Adding new simple grader

Currently you have to implement your own grader in Python. Other languages might be supported later. A python grader is just a function which might look like the following signature. I'm a bit vague here, as the signature can indeed look different depending on the args you defined in the args section of the grader definition.

def contains_grader(
    ec: EvalContext,
    context: dict[str, Any],
    expected_answer: str,
    actual_answer: str
) -> float:
  • The EvalContext is used for (error) reporting. See some of the example implementations about details.
  • The context dictionary contains for example a map will all available models.
  • The actual answer is the answer returned by the model on behalf of a task
  • The expected answer is configured in the grader usage within a task.
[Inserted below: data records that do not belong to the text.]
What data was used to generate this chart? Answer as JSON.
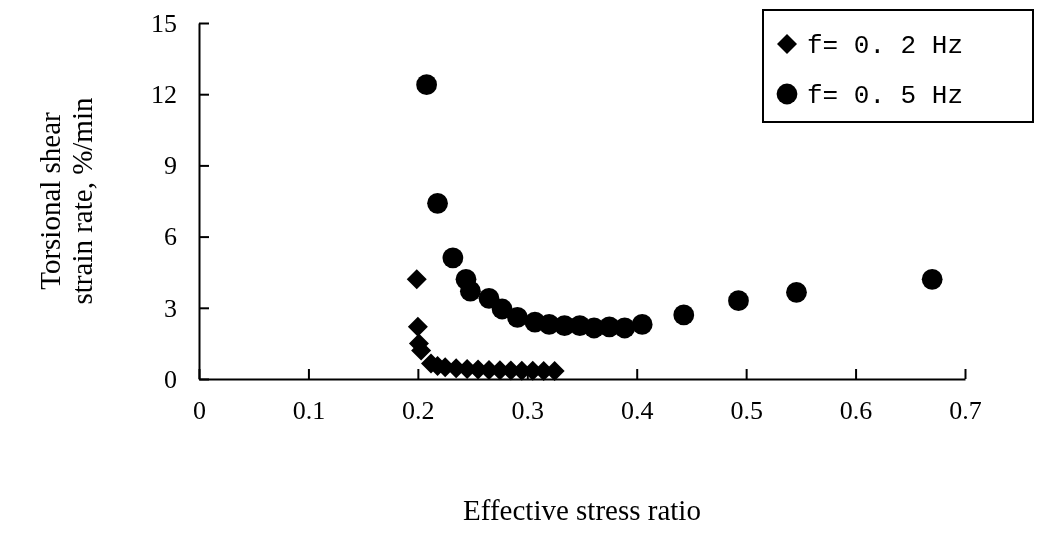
{
  "chart_data": {
    "type": "scatter",
    "xlabel": "Effective stress ratio",
    "ylabel": "Torsional shear strain rate, %/min",
    "xlim": [
      0,
      0.7
    ],
    "ylim": [
      0,
      15
    ],
    "xticks": [
      0,
      0.1,
      0.2,
      0.3,
      0.4,
      0.5,
      0.6,
      0.7
    ],
    "yticks": [
      0,
      3,
      6,
      9,
      12,
      15
    ],
    "grid": false,
    "legend": "top right",
    "series": [
      {
        "name": "f= 0. 2 Hz",
        "color": "#000000",
        "marker": "diamond",
        "x": [
          0.199,
          0.2,
          0.201,
          0.203,
          0.212,
          0.218,
          0.225,
          0.235,
          0.245,
          0.255,
          0.265,
          0.275,
          0.285,
          0.295,
          0.305,
          0.315,
          0.325
        ],
        "values": [
          4.2,
          2.2,
          1.5,
          1.2,
          0.65,
          0.55,
          0.5,
          0.45,
          0.42,
          0.4,
          0.38,
          0.37,
          0.36,
          0.35,
          0.35,
          0.34,
          0.34
        ]
      },
      {
        "name": "f= 0. 5 Hz",
        "color": "#000000",
        "marker": "circle",
        "x": [
          0.208,
          0.218,
          0.232,
          0.244,
          0.248,
          0.265,
          0.277,
          0.291,
          0.307,
          0.32,
          0.334,
          0.348,
          0.361,
          0.375,
          0.389,
          0.405,
          0.443,
          0.493,
          0.546,
          0.67
        ],
        "values": [
          12.4,
          7.4,
          5.1,
          4.2,
          3.7,
          3.4,
          2.95,
          2.6,
          2.4,
          2.3,
          2.25,
          2.25,
          2.15,
          2.2,
          2.15,
          2.3,
          2.7,
          3.3,
          3.65,
          4.2
        ]
      }
    ]
  }
}
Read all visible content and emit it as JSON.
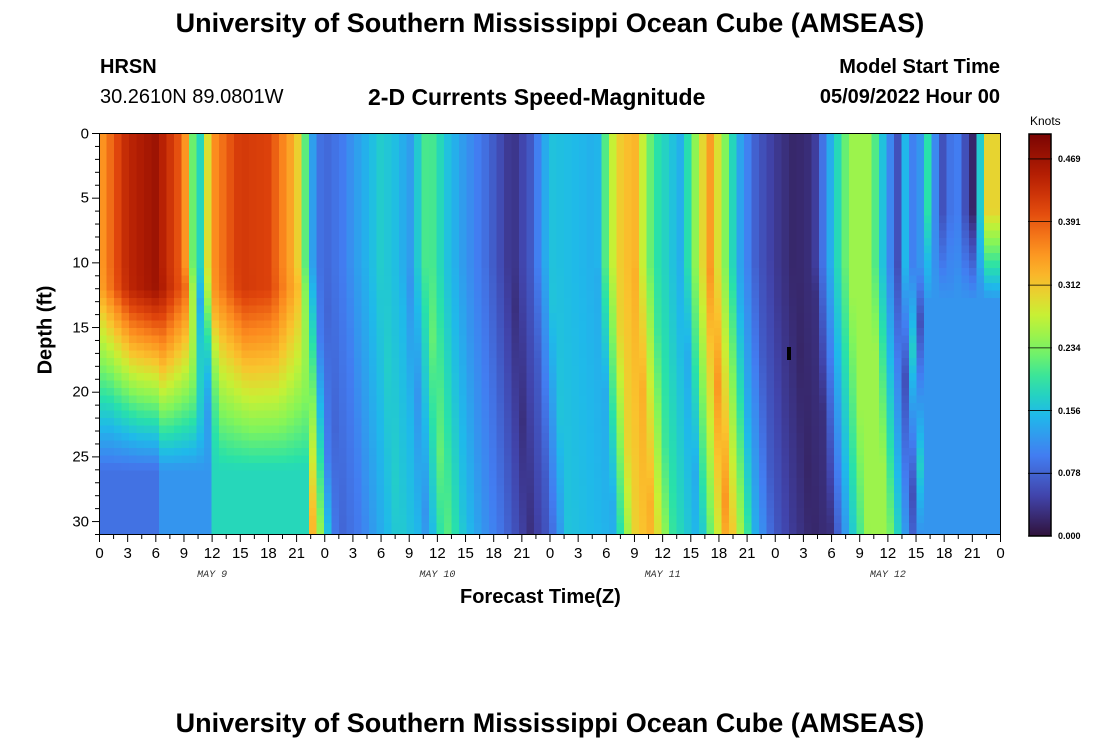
{
  "header": {
    "title": "University of Southern Mississippi Ocean Cube (AMSEAS)",
    "station": "HRSN",
    "coords": "30.2610N  89.0801W",
    "subtitle": "2-D Currents Speed-Magnitude",
    "model_start_label": "Model Start Time",
    "model_start_value": "05/09/2022 Hour 00"
  },
  "footer": {
    "title": "University of Southern Mississippi Ocean Cube (AMSEAS)"
  },
  "colors": {
    "text": "#000000",
    "background": "#ffffff"
  },
  "chart_data": {
    "type": "heatmap",
    "title": "2-D Currents Speed-Magnitude",
    "xlabel": "Forecast Time(Z)",
    "ylabel": "Depth (ft)",
    "x_range_hours": [
      0,
      96
    ],
    "y_range_ft": [
      0,
      31
    ],
    "x_tick_labels": [
      "0",
      "3",
      "6",
      "9",
      "12",
      "15",
      "18",
      "21",
      "0",
      "3",
      "6",
      "9",
      "12",
      "15",
      "18",
      "21",
      "0",
      "3",
      "6",
      "9",
      "12",
      "15",
      "18",
      "21",
      "0",
      "3",
      "6",
      "9",
      "12",
      "15",
      "18",
      "21",
      "0"
    ],
    "y_ticks": [
      0,
      5,
      10,
      15,
      20,
      25,
      30
    ],
    "day_labels": [
      "MAY 9",
      "MAY 10",
      "MAY 11",
      "MAY 12"
    ],
    "colorbar": {
      "unit": "Knots",
      "ticks": [
        "0.000",
        "0.078",
        "0.156",
        "0.234",
        "0.312",
        "0.391",
        "0.469"
      ],
      "min": 0,
      "max": 0.5
    },
    "surface_speed_profile": {
      "hours": [
        0,
        3,
        6,
        9,
        10.5,
        12,
        15,
        18,
        21,
        23,
        24,
        26,
        27,
        30,
        32,
        33,
        35,
        37,
        39,
        41,
        44,
        46,
        48,
        51,
        53,
        55,
        57,
        59,
        62,
        65,
        68,
        70,
        72,
        74,
        76,
        78,
        80,
        82,
        84,
        85,
        86,
        87,
        88,
        89,
        90,
        91,
        93,
        94.5,
        96
      ],
      "values": [
        0.34,
        0.44,
        0.47,
        0.38,
        0.14,
        0.35,
        0.42,
        0.41,
        0.32,
        0.1,
        0.08,
        0.1,
        0.12,
        0.17,
        0.15,
        0.12,
        0.22,
        0.16,
        0.12,
        0.09,
        0.03,
        0.07,
        0.16,
        0.15,
        0.14,
        0.3,
        0.33,
        0.2,
        0.14,
        0.35,
        0.14,
        0.07,
        0.04,
        0.02,
        0.03,
        0.15,
        0.25,
        0.25,
        0.12,
        0.06,
        0.17,
        0.06,
        0.21,
        0.11,
        0.05,
        0.12,
        0.02,
        0.3,
        0.3
      ]
    }
  }
}
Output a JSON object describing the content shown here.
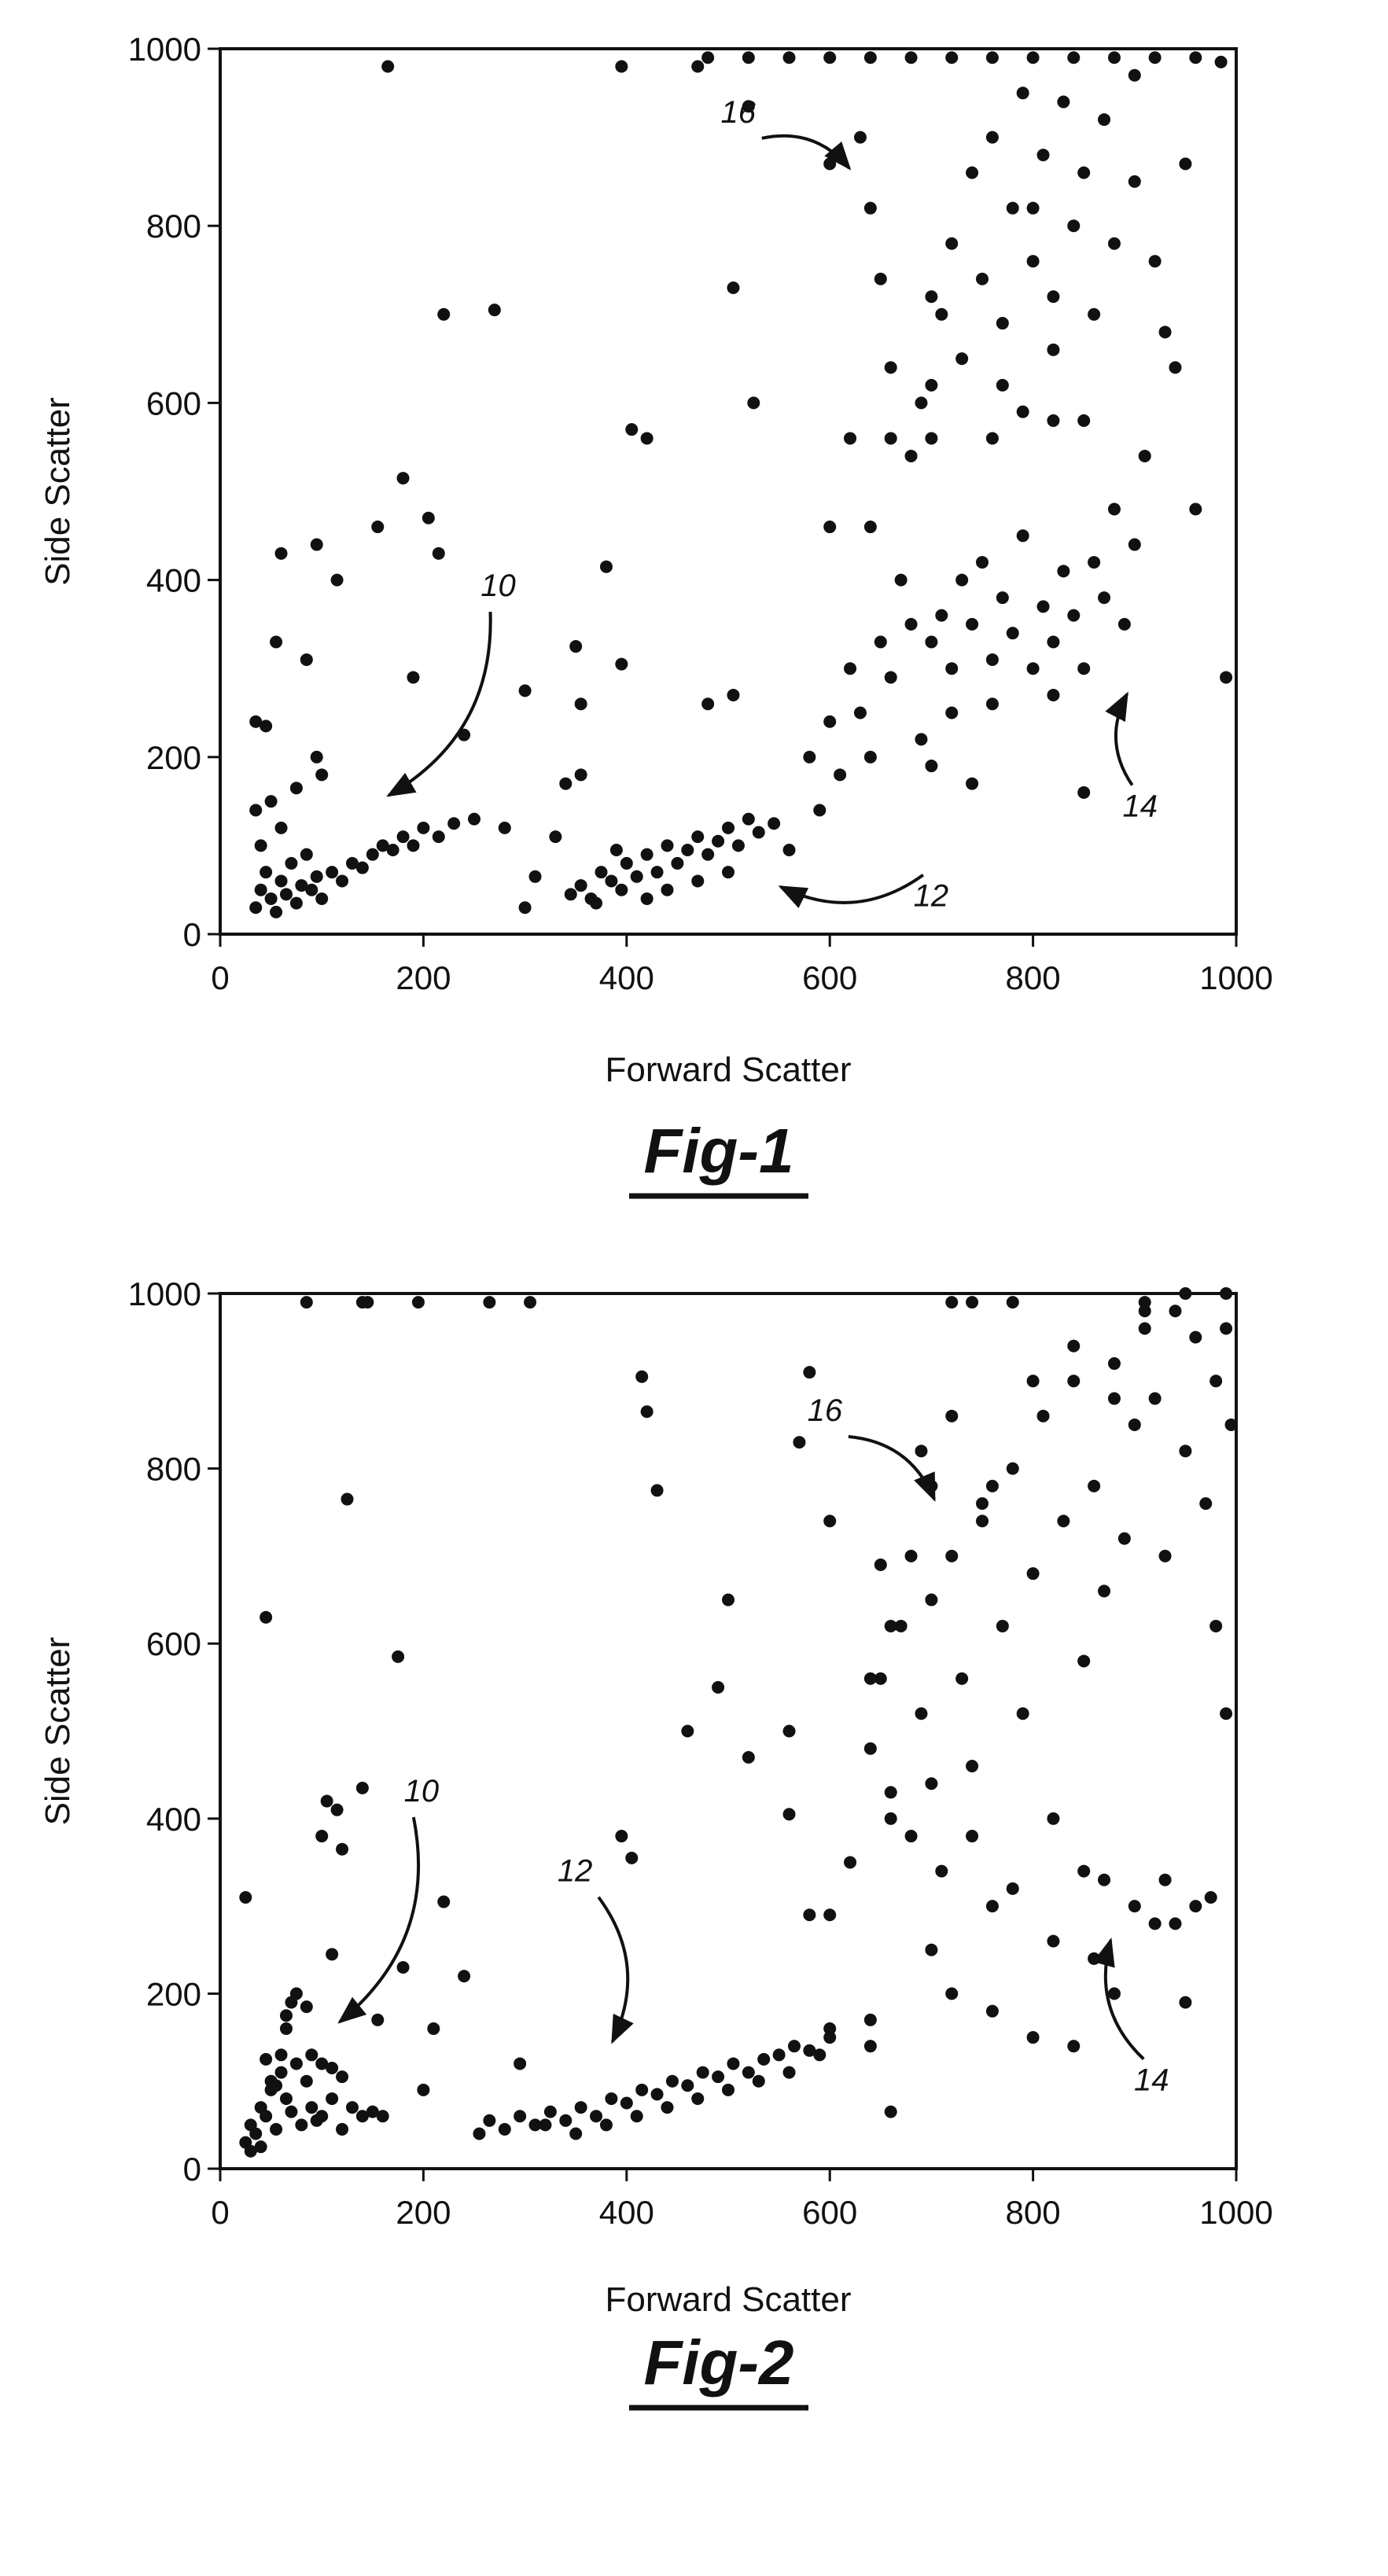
{
  "chart_data": [
    {
      "type": "scatter",
      "caption": "Fig-1",
      "x_label": "Forward Scatter",
      "y_label": "Side Scatter",
      "color": "#111111",
      "annotations": [
        "10",
        "12",
        "14",
        "16"
      ],
      "xlim": [
        0,
        1000
      ],
      "ylim": [
        0,
        1000
      ],
      "xticks": [
        0,
        200,
        400,
        600,
        800,
        1000
      ],
      "yticks": [
        0,
        200,
        400,
        600,
        800,
        1000
      ],
      "x": [
        35,
        40,
        45,
        50,
        55,
        60,
        65,
        70,
        75,
        80,
        85,
        90,
        95,
        100,
        110,
        120,
        130,
        140,
        150,
        160,
        170,
        180,
        190,
        200,
        215,
        230,
        250,
        40,
        35,
        50,
        45,
        35,
        60,
        75,
        95,
        100,
        55,
        60,
        85,
        95,
        115,
        155,
        180,
        190,
        205,
        215,
        165,
        220,
        270,
        300,
        240,
        280,
        310,
        300,
        345,
        355,
        365,
        375,
        385,
        395,
        400,
        410,
        420,
        430,
        440,
        450,
        460,
        470,
        480,
        490,
        500,
        510,
        520,
        530,
        545,
        560,
        420,
        440,
        470,
        500,
        390,
        370,
        330,
        340,
        355,
        350,
        355,
        380,
        395,
        405,
        420,
        505,
        525,
        395,
        480,
        505,
        580,
        590,
        600,
        610,
        620,
        630,
        640,
        650,
        660,
        670,
        680,
        690,
        600,
        640,
        660,
        700,
        710,
        720,
        730,
        740,
        750,
        760,
        770,
        780,
        790,
        800,
        810,
        820,
        830,
        840,
        850,
        860,
        870,
        880,
        890,
        900,
        720,
        760,
        820,
        850,
        910,
        960,
        990,
        700,
        740,
        700,
        710,
        720,
        730,
        740,
        750,
        760,
        770,
        780,
        790,
        800,
        810,
        820,
        830,
        840,
        850,
        860,
        870,
        880,
        900,
        920,
        930,
        950,
        690,
        660,
        650,
        640,
        630,
        600,
        620,
        680,
        700,
        760,
        790,
        820,
        850,
        480,
        520,
        560,
        600,
        640,
        680,
        720,
        760,
        800,
        840,
        880,
        920,
        960,
        985,
        470,
        520,
        700,
        800,
        820,
        770,
        900,
        940
      ],
      "y": [
        30,
        50,
        70,
        40,
        25,
        60,
        45,
        80,
        35,
        55,
        90,
        50,
        65,
        40,
        70,
        60,
        80,
        75,
        90,
        100,
        95,
        110,
        100,
        120,
        110,
        125,
        130,
        100,
        140,
        150,
        235,
        240,
        120,
        165,
        200,
        180,
        330,
        430,
        310,
        440,
        400,
        460,
        515,
        290,
        470,
        430,
        980,
        700,
        705,
        275,
        225,
        120,
        65,
        30,
        45,
        55,
        40,
        70,
        60,
        50,
        80,
        65,
        90,
        70,
        100,
        80,
        95,
        110,
        90,
        105,
        120,
        100,
        130,
        115,
        125,
        95,
        40,
        50,
        60,
        70,
        95,
        35,
        110,
        170,
        180,
        325,
        260,
        415,
        305,
        570,
        560,
        730,
        600,
        980,
        260,
        270,
        200,
        140,
        240,
        180,
        300,
        250,
        200,
        330,
        290,
        400,
        350,
        220,
        460,
        460,
        560,
        330,
        360,
        300,
        400,
        350,
        420,
        310,
        380,
        340,
        450,
        300,
        370,
        330,
        410,
        360,
        300,
        420,
        380,
        480,
        350,
        440,
        250,
        260,
        270,
        160,
        540,
        480,
        290,
        190,
        170,
        620,
        700,
        780,
        650,
        860,
        740,
        900,
        690,
        820,
        950,
        760,
        880,
        720,
        940,
        800,
        860,
        700,
        920,
        780,
        850,
        760,
        680,
        870,
        600,
        640,
        740,
        820,
        900,
        870,
        560,
        540,
        560,
        560,
        590,
        580,
        580,
        990,
        990,
        990,
        990,
        990,
        990,
        990,
        990,
        990,
        990,
        990,
        990,
        990,
        985,
        980,
        935,
        720,
        820,
        660,
        620,
        970,
        640
      ]
    },
    {
      "type": "scatter",
      "caption": "Fig-2",
      "x_label": "Forward Scatter",
      "y_label": "Side Scatter",
      "color": "#111111",
      "annotations": [
        "10",
        "12",
        "14",
        "16"
      ],
      "xlim": [
        0,
        1000
      ],
      "ylim": [
        0,
        1000
      ],
      "xticks": [
        0,
        200,
        400,
        600,
        800,
        1000
      ],
      "yticks": [
        0,
        200,
        400,
        600,
        800,
        1000
      ],
      "x": [
        25,
        30,
        35,
        40,
        45,
        50,
        55,
        60,
        65,
        70,
        75,
        80,
        85,
        90,
        95,
        100,
        110,
        120,
        130,
        140,
        150,
        160,
        30,
        40,
        50,
        60,
        45,
        55,
        65,
        75,
        85,
        100,
        110,
        120,
        25,
        65,
        70,
        90,
        105,
        115,
        155,
        200,
        180,
        220,
        240,
        110,
        100,
        125,
        140,
        45,
        120,
        140,
        85,
        145,
        195,
        265,
        305,
        175,
        210,
        255,
        265,
        280,
        295,
        310,
        325,
        340,
        355,
        370,
        385,
        400,
        415,
        430,
        445,
        460,
        475,
        490,
        505,
        520,
        535,
        550,
        565,
        580,
        350,
        380,
        410,
        440,
        470,
        500,
        530,
        560,
        590,
        600,
        295,
        320,
        395,
        405,
        415,
        420,
        430,
        460,
        490,
        500,
        520,
        560,
        580,
        600,
        640,
        660,
        600,
        620,
        640,
        650,
        660,
        670,
        680,
        690,
        700,
        710,
        720,
        730,
        740,
        750,
        760,
        770,
        780,
        790,
        800,
        810,
        820,
        830,
        840,
        850,
        860,
        870,
        880,
        890,
        900,
        910,
        920,
        930,
        940,
        950,
        960,
        970,
        980,
        990,
        995,
        560,
        580,
        700,
        720,
        760,
        800,
        840,
        880,
        920,
        960,
        990,
        640,
        660,
        680,
        700,
        740,
        780,
        820,
        860,
        900,
        940,
        980,
        690,
        720,
        760,
        800,
        840,
        880,
        910,
        950,
        990,
        650,
        570,
        700,
        750,
        850,
        870,
        660,
        720,
        740,
        780,
        910,
        930,
        950,
        975,
        600,
        640
      ],
      "y": [
        30,
        50,
        40,
        70,
        60,
        90,
        45,
        110,
        80,
        65,
        120,
        50,
        100,
        70,
        55,
        60,
        80,
        45,
        70,
        60,
        65,
        60,
        20,
        25,
        100,
        130,
        125,
        95,
        175,
        200,
        185,
        120,
        115,
        105,
        310,
        160,
        190,
        130,
        420,
        410,
        170,
        90,
        230,
        305,
        220,
        245,
        380,
        765,
        435,
        630,
        365,
        990,
        990,
        990,
        990,
        990,
        990,
        585,
        160,
        40,
        55,
        45,
        60,
        50,
        65,
        55,
        70,
        60,
        80,
        75,
        90,
        85,
        100,
        95,
        110,
        105,
        120,
        110,
        125,
        130,
        140,
        135,
        40,
        50,
        60,
        70,
        80,
        90,
        100,
        110,
        130,
        150,
        120,
        50,
        380,
        355,
        905,
        865,
        775,
        500,
        550,
        650,
        470,
        405,
        910,
        740,
        140,
        65,
        290,
        350,
        480,
        560,
        430,
        620,
        380,
        520,
        650,
        340,
        700,
        560,
        460,
        740,
        300,
        620,
        800,
        520,
        680,
        860,
        400,
        740,
        900,
        580,
        780,
        660,
        920,
        720,
        850,
        960,
        880,
        700,
        980,
        820,
        950,
        760,
        900,
        1000,
        850,
        500,
        290,
        250,
        200,
        180,
        150,
        140,
        200,
        280,
        300,
        520,
        560,
        620,
        700,
        440,
        380,
        320,
        260,
        240,
        300,
        280,
        620,
        820,
        860,
        780,
        900,
        940,
        880,
        980,
        1000,
        960,
        690,
        830,
        780,
        760,
        340,
        330,
        400,
        990,
        990,
        990,
        990,
        330,
        190,
        310,
        160,
        170
      ]
    }
  ]
}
If you want to use your own grader you have to create a python module in which this grader resides. Let us assume you have checked out the industrial_mllm_benchmark and create a new folder called custom. Inside this folder, you have a file called my_graders.py with the following python code inside:

from typing import Any
import logging
from industrial_mllm_benchmark import ParseContext as EvalContext

logger = logging.getLogger(__name__)

def contains_grader(
    ec: EvalContext,
    context: dict[str, Any],
    expected_answer: str,
    actual_answer: str
) -> float:
    # if actual answer contains the expected answer return 1.0 (=pass)
    # otherwise return 0.0 (=fail)
    return 1.0 if expected_answer in actual_answer else 0.0

Then you would need to enter the following in the graders section of your benchmark:

  my_contains_version:
    description: "The actual answer contains the expected answer"
    implementation:
      language: python
      module: custom.my_graders
      function: contains_grader

Adding new complex grader

Looking at the expected_answer grader definition, we see that there is an args section which is missing in our simple grader example. All those keys you define in the args section are passed during execution of the grader function as parameters into the function. This will require that the signature of this grader function is extended by the arguments.

In case of the expected_answer grader the signature looks like the following:

def expected_answer(
    ec: EvalContext,
    context: dict[str, Any],
    expected_answer: str,
    actual_answer: str,
    grader_model: str,
    system_prompt: str,
    user_prompt: str
) -> float: